先の感染症関係法令改正により、COVID-19は季節性インフルエンザと同様の対応が許される感染症に位置づけられた。この改正は感染症学的に新型コロナウイルス(SARS-CoV-2)が季節性インフルエンザと同等の感染性や毒力になったという意味ではなく、PCR検査が体温測定のように簡便になったからでもない。少なくとも世界流行の初期段階のような集中治療を要する頻度が低下したことが大きい。

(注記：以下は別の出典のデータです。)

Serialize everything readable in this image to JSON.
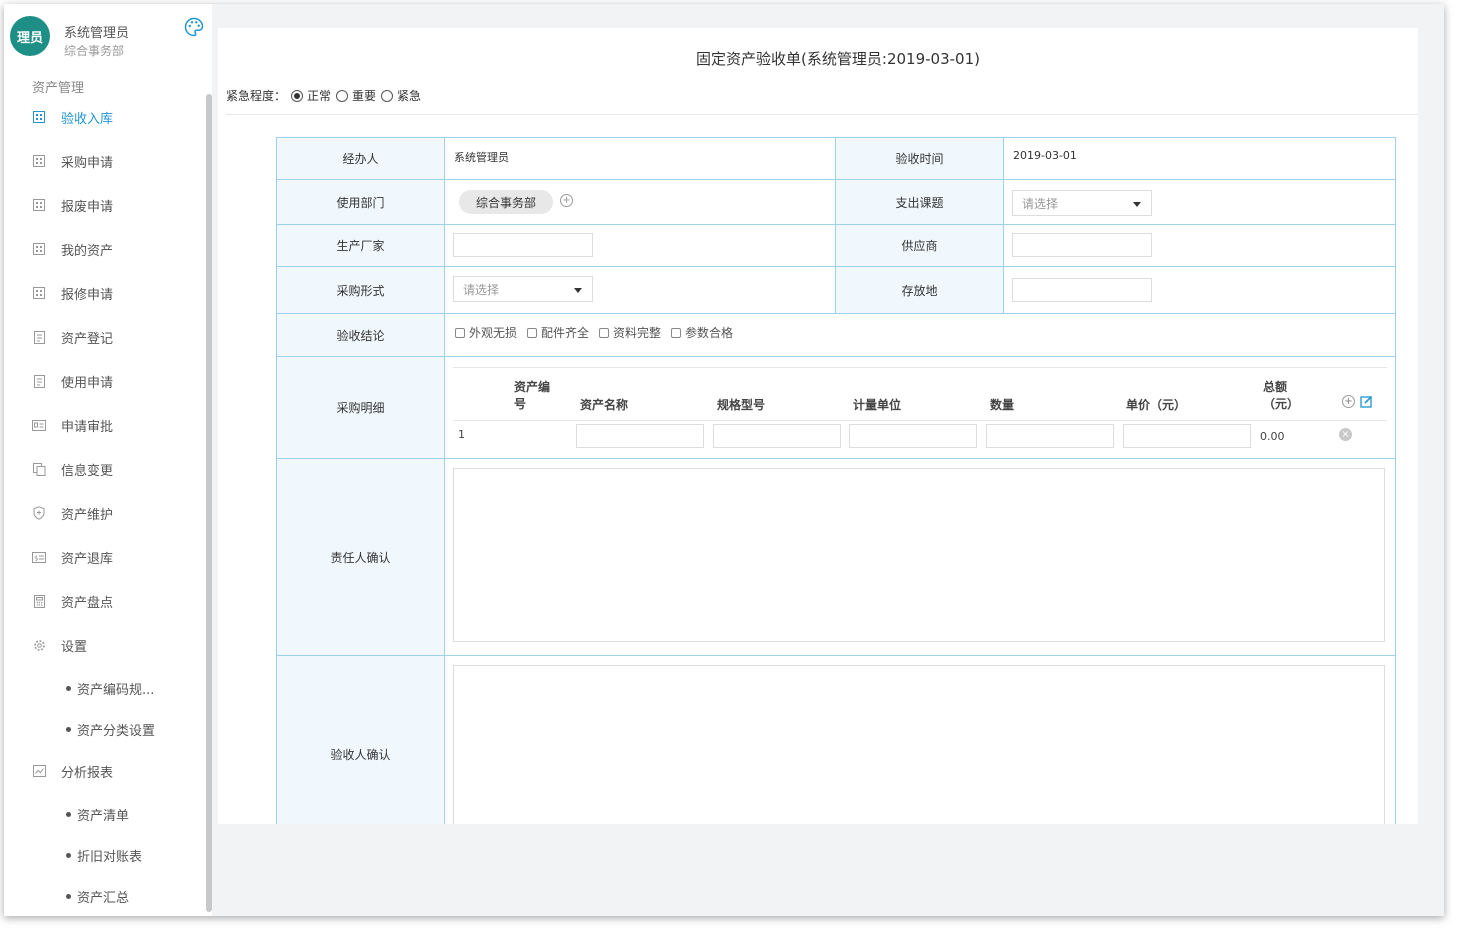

PCRに基づく陰性確認にどのような意味があったのか、むしろリスクとなったのかについては今後、真摯に検証されねばならない。筆者が知る限り、医療機関内の集団感染は検査の多寡に依存するのでなく、医療従事者の予防策順守不足や施設外での行動に端緒を有する例が、医療行為自体に起因する件数よりもはるかに多かったと見ている。同様に、予防策に関する理解もないままに「標準予防策や飛沫予防策では不十分で、空気予防策が必須である」とした立場も検証されねばならない。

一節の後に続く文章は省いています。